Писатели русского Монпарнаса отличаются друг от друга и по масштабу таланта, и по тому положению, которое они занимают в истории литературы ХХ века. Круг почитателей Гайто Газданова, например, неуклонно расширяется. В 1990-х годах учреждено российское Общество друзей Газданова, к деятельности которого были привлечены такие видные деятели культуры, как Валерий Гергиев. Постоянное появление новых переводов из газдановского наследия свидетельствует о том, что интерес к нему растет и на Западе. А вот Борис Поплавский, чье творчество часто становится объектом научных исследований, скорее всего, так и останется писателем для любителей бессюжетной прозы с метафизическим подтекстом. Ранние произведения Эльзы Триоле, grande dame послевоенной французской литературной сцены, практически забыты, а ее проникнутый монпарнасским духом роман «Добрый вечер, Тереза!» почти не привлекает внимания литературоведов, да и сам текст является едва ли не библиографической редкостью. Российские читатели сегодня высоко ценят Нину Берберову, Владимира Варшавского, Василия Яновского и Ирину Одоевцеву – но скорее за их мемуарную, а не художественную прозу. Екатерина Бакунина после десятилетий забвения неожиданно прославилась как автор эротических романов, когда «Тело» и «Любовь к шестерым» были выпущены издательством «Гелеос» в серии «Фавориты любви». Обнаружив в них феминистический подтекст, критики сочли, что эти произведения стоят у истоков женской литературы. Другие авторы, в их числе Анатолий Штейгер, Николай Оцуп, Сергей Шаршун и Юрий Фельзен, скорее всего, так и останутся малоизвестными за пределами круга специалистов по культуре эмиграции, и вспоминать о них будут только как о скромных попутчиках более ярких представителей литературного созвездия той эпохи.

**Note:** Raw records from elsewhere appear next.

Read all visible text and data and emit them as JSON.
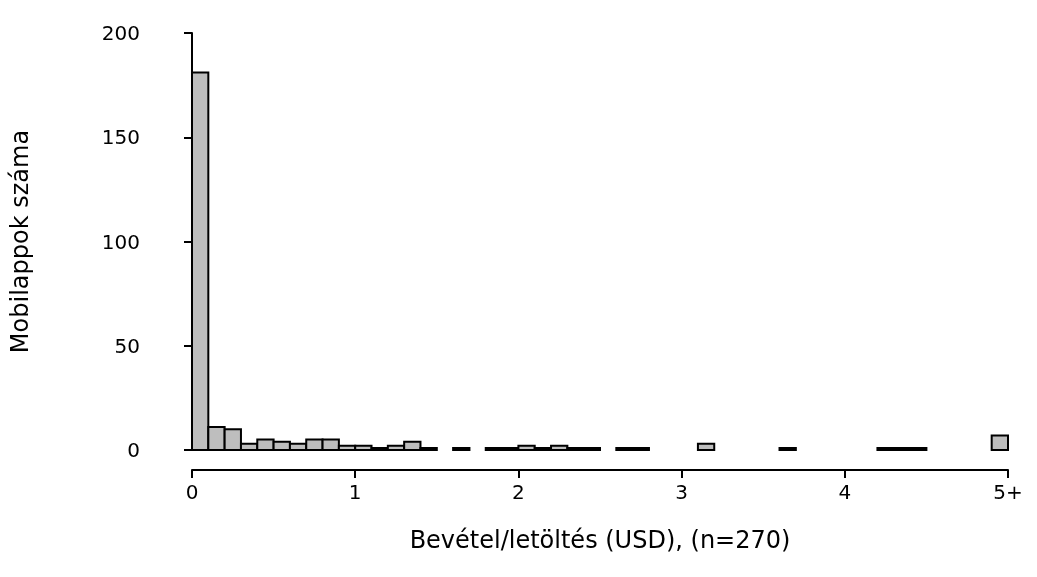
{
  "chart_data": {
    "type": "histogram",
    "xlabel": "Bevétel/letöltés (USD), (n=270)",
    "ylabel": "Mobilappok száma",
    "bins": [
      0,
      0.1,
      0.2,
      0.3,
      0.4,
      0.5,
      0.6,
      0.7,
      0.8,
      0.9,
      1,
      1.1,
      1.2,
      1.3,
      1.4,
      1.5,
      1.6,
      1.7,
      1.8,
      1.9,
      2,
      2.1,
      2.2,
      2.3,
      2.4,
      2.5,
      2.6,
      2.7,
      2.8,
      2.9,
      3,
      3.1,
      3.2,
      3.3,
      3.4,
      3.5,
      3.6,
      3.7,
      3.8,
      3.9,
      4,
      4.1,
      4.2,
      4.3,
      4.4,
      4.5,
      4.6,
      4.7,
      4.8,
      4.9,
      5
    ],
    "values": [
      181,
      11,
      10,
      3,
      5,
      4,
      3,
      5,
      5,
      2,
      2,
      1,
      2,
      4,
      1,
      0,
      1,
      0,
      1,
      1,
      2,
      1,
      2,
      1,
      1,
      0,
      1,
      1,
      0,
      0,
      0,
      3,
      0,
      0,
      0,
      0,
      1,
      0,
      0,
      0,
      0,
      0,
      1,
      1,
      1,
      0,
      0,
      0,
      0,
      7
    ],
    "color": "#bebebe",
    "xlim": [
      0,
      5
    ],
    "xticks": [
      0,
      1,
      2,
      3,
      4,
      {
        "value": 5,
        "label": "5+"
      }
    ],
    "ylim": [
      0,
      200
    ],
    "yticks": [
      0,
      50,
      100,
      150,
      200
    ],
    "grid": false
  }
}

Однако, независимо от большей или меньшей одаренности отдельных писателей, русский Монпарнас представляет собой уникальный культурный феномен. Творчество младоэмигрантов, находившихся на стыке разных национальных традиций, канонов и языков, свидетельствует о зыбкости и изменчивости культурных конструктов, которые принято считать незыблемыми. Если в 1920 – 1930-х годах практики гибридного, транснационального письма были явлением исключительным, то к концу ХХ века они получили широкое распространение среди авторов-мигрантов. К творчеству Салмана Рушди, Милана Кундеры, Андрея Макина, Гари Штейнгарта, Джонатана Литтела, Владимира Каминера, Дай Сиджи и многих других невозможно подходить с позиций одной определенной национальной традиции. Более того, по словам исследователя русско-американской прозы Адриана Ваннера, современный глобализированный культурный контекст требует переосмысления даже «самого понятия фиксированной этнической сущности»[787]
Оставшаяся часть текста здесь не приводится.